Olympics – Olympic Flame Handover Ceremony – Panathenaic Stadium, Athens, Greece – March 19, 2020 General view of the olympic flame during the olympic flame handover ceremony for the 2020 Tokyo Summer Olympics Aris Messinis/Pool via REUTERS
In a brief ceremony closed to spectators in Athens’ Panathenaic stadium, site of the first modern Games in 1896, the torch was received by Tokyo Games representative Naoko Imoto.

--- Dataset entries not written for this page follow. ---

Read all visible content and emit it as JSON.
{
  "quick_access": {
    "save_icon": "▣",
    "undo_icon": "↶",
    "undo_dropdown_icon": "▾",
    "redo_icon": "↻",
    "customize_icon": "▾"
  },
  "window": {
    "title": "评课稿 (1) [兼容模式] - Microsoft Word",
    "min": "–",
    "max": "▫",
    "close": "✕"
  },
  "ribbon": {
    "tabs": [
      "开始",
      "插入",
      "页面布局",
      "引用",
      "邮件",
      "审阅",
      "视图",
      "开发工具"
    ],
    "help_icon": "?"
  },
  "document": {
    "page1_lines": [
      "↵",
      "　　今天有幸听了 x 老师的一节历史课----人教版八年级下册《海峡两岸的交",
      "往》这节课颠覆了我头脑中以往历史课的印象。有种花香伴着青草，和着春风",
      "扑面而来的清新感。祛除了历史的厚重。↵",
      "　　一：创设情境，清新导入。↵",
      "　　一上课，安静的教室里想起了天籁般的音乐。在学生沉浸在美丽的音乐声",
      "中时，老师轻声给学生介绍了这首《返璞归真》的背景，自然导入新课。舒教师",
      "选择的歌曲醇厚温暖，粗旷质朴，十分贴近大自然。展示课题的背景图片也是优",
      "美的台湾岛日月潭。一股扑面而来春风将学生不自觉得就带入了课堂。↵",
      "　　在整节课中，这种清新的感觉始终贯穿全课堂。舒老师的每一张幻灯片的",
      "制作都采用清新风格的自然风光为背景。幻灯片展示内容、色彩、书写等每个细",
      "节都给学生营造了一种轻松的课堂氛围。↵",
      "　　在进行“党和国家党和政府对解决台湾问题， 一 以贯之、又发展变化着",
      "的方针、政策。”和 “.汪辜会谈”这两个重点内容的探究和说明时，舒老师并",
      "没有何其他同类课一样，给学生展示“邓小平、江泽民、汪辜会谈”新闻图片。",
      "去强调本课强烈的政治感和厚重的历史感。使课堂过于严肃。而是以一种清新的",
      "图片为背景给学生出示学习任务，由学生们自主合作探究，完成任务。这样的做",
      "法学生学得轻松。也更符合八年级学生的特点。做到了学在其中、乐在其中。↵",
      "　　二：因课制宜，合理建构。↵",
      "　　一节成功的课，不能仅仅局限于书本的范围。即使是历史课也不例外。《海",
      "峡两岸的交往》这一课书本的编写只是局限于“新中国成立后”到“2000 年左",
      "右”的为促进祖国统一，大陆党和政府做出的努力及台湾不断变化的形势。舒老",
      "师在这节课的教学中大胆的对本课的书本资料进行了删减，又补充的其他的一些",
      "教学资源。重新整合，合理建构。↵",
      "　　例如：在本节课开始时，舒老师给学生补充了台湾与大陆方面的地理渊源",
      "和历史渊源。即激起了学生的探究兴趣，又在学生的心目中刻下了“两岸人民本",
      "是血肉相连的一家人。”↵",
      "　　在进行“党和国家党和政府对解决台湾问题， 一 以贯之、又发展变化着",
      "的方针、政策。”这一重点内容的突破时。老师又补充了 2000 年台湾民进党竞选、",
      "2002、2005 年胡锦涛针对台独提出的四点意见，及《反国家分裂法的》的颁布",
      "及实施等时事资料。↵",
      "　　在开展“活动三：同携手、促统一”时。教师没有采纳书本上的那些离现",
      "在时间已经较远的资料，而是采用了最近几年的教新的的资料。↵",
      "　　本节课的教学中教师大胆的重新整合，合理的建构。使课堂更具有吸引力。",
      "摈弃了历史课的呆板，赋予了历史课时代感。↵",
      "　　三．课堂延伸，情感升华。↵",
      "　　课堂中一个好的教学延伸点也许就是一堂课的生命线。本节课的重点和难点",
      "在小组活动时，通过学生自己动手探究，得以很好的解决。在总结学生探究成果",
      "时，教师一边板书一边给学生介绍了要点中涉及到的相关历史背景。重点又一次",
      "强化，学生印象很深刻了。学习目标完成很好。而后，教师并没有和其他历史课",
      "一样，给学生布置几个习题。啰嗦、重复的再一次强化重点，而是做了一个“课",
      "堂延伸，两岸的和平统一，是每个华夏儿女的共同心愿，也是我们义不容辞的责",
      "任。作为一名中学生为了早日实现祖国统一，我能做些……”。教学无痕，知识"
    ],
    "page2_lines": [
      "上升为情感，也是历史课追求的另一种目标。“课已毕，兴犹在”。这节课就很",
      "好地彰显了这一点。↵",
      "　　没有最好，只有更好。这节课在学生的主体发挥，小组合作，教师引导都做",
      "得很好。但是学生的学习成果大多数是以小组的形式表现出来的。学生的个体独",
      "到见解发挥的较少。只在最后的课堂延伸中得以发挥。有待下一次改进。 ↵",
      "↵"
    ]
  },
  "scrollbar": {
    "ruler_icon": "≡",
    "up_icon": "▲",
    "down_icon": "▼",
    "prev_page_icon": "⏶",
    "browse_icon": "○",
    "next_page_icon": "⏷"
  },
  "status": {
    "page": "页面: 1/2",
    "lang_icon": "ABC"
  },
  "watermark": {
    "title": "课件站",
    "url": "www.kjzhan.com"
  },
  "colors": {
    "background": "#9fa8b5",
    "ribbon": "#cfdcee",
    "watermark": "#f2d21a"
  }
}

It will arrive in Japan on Friday and kick off a domestic relay on March 26, with the Games set to take place from July 24-Aug. 9.
The scale of the spreading coronavirus, which has infected more than 200,000 people and killed more than 8,700 across the world, has forced the cancellation of numerous sporting events, raising concerns about whether the Olympics will be able to open as planned.
The International Olympic Committee (IOC) and the Japanese government, however, have insisted the Games will go ahead.
Greece’s Olympic Committee chief Spyros Capralos handed over the lit torch to the Japanese former Olympic swimmer Imoto in front of empty stands inside the vast 50,000-capacity horseshoe-shaped marble stadium.
The flame was then transferred into a small receptacle to travel to Japan aboard a special aircraft named “Tokyo 2020 Go.”
Only a few dozen officials were allowed into the central Athens stadium as the country has imposed strict measures to contain the spread of the virus.
Tokyo Games chief Yoshiro Mori said in a video message he hoped the flame’s arrival would help “shake off the dark clouds hanging over the world.”
The plane will land at JASDF Matsushima Air Base in Miyagi Prefecture on Friday before the start of a domestic relay from Fukushima Prefecture, site of the 2011 earthquake and tsunami.